Immigration reform bills would create a 'black eye' for Florida, critics say
Opponents of controversial Arizona-style immigration reform bills moving swiftly through the Florida Legislature had harsh words for the proposals and its sponsors -- including Sen. Anitere Flores, a Miami Republican -- an hour before Flores' bill was scheduled for a committee hearing Monday.
"Arizona has a black eye in the world," said Sen. Arthenia Joyner, a Tampa Democrat. "We don't need that black eye in Florida."
She and two other Democrats, Sen. Oscar Braynon II of Miami Gardens and Rep. Dwight Bullard of South Miami-Dade, decried the proposals as taking attention away from the state's economic woes, which lawmakers from both sides of the aisle have said are their priority. "We've got a solution looking for a problem," Braynon said.
Members of the Florida Immigrant Coalition and the American Civil Liberties Union cautioned that the Florida bills could lead to racial profiling.

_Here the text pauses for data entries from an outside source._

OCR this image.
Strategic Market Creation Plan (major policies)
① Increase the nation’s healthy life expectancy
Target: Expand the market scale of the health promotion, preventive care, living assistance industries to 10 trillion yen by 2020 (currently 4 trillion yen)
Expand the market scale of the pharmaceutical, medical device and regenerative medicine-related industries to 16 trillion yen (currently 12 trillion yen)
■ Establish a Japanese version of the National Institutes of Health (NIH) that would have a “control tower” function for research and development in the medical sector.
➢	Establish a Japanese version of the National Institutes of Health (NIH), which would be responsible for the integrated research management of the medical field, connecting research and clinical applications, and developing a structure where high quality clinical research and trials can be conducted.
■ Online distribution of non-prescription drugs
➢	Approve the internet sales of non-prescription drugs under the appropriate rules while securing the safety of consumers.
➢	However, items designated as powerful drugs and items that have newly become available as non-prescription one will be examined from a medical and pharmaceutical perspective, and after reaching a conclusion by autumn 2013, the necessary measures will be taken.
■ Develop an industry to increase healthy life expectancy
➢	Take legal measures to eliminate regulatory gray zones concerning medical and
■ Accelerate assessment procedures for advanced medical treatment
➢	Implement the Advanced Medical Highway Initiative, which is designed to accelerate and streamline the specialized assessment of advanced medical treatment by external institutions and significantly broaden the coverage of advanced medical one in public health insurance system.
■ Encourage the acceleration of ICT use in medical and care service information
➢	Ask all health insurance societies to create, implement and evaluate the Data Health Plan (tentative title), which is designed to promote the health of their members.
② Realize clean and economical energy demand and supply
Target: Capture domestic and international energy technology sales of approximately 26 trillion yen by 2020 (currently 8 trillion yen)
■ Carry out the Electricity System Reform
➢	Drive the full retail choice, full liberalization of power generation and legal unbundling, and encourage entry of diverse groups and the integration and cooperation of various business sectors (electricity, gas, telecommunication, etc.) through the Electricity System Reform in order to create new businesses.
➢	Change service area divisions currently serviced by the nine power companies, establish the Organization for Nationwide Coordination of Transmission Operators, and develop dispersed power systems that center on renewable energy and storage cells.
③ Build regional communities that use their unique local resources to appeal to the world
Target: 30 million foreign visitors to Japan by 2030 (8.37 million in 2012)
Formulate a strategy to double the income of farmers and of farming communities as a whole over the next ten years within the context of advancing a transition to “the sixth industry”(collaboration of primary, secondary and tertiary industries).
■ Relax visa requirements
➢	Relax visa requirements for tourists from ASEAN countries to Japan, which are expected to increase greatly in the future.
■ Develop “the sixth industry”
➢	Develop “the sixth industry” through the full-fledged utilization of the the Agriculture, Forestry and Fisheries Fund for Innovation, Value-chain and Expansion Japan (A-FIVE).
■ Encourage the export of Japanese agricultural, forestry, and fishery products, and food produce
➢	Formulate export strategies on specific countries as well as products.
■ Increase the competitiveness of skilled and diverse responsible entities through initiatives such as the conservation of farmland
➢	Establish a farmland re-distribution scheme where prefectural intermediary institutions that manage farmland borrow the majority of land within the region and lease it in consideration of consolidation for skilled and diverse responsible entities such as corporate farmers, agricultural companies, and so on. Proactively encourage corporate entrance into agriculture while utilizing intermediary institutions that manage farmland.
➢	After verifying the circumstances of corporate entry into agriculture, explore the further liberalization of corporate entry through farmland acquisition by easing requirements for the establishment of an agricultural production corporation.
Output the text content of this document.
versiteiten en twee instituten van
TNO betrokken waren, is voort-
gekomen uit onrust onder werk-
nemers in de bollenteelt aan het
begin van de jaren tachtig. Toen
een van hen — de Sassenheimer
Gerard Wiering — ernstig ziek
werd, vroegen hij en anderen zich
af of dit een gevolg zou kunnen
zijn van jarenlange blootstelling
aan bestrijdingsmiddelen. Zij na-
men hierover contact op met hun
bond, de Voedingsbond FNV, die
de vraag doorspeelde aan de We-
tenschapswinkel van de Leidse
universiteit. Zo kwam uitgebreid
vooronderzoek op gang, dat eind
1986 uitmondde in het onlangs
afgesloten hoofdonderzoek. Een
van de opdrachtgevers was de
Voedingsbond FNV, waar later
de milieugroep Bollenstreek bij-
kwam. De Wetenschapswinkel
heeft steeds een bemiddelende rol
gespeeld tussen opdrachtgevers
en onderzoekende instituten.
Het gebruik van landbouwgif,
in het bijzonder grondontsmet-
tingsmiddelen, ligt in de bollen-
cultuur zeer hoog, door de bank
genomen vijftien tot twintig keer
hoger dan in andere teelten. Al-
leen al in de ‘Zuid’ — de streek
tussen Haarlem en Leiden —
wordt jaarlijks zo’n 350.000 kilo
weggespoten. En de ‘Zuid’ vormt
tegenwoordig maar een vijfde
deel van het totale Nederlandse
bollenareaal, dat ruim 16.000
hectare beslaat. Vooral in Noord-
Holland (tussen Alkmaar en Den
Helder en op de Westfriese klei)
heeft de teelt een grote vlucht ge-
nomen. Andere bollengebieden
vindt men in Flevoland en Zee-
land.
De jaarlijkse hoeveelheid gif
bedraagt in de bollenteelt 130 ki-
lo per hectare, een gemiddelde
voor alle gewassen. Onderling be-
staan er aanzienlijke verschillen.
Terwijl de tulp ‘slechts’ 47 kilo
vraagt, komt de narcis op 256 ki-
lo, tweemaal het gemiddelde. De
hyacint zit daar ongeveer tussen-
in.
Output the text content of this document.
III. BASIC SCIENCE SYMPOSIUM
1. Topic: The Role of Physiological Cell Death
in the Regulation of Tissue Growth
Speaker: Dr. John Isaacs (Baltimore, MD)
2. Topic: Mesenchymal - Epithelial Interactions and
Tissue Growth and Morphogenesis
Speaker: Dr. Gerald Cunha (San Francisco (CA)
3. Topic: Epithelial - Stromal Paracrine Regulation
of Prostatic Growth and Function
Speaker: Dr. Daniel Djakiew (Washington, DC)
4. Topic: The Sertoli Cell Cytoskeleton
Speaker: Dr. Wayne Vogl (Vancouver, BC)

They also warned that any law would almost certainly face costly legal and constitutional challenges and urged lawmakers to wait for the lawsuits against Arizona's controversial law to make their way through the courts.
One critic, Jose Luis Marantes, the Hialeah-raised son of Cuban immigrants and member of the United We Dream network, showed an ultrasound photo of his unborn baby and said he does not want to raise a child in a state where a law could discrimante against him for his ethnicity.
"It is despicable," Marantes said. "I ask our legislators to have compassion."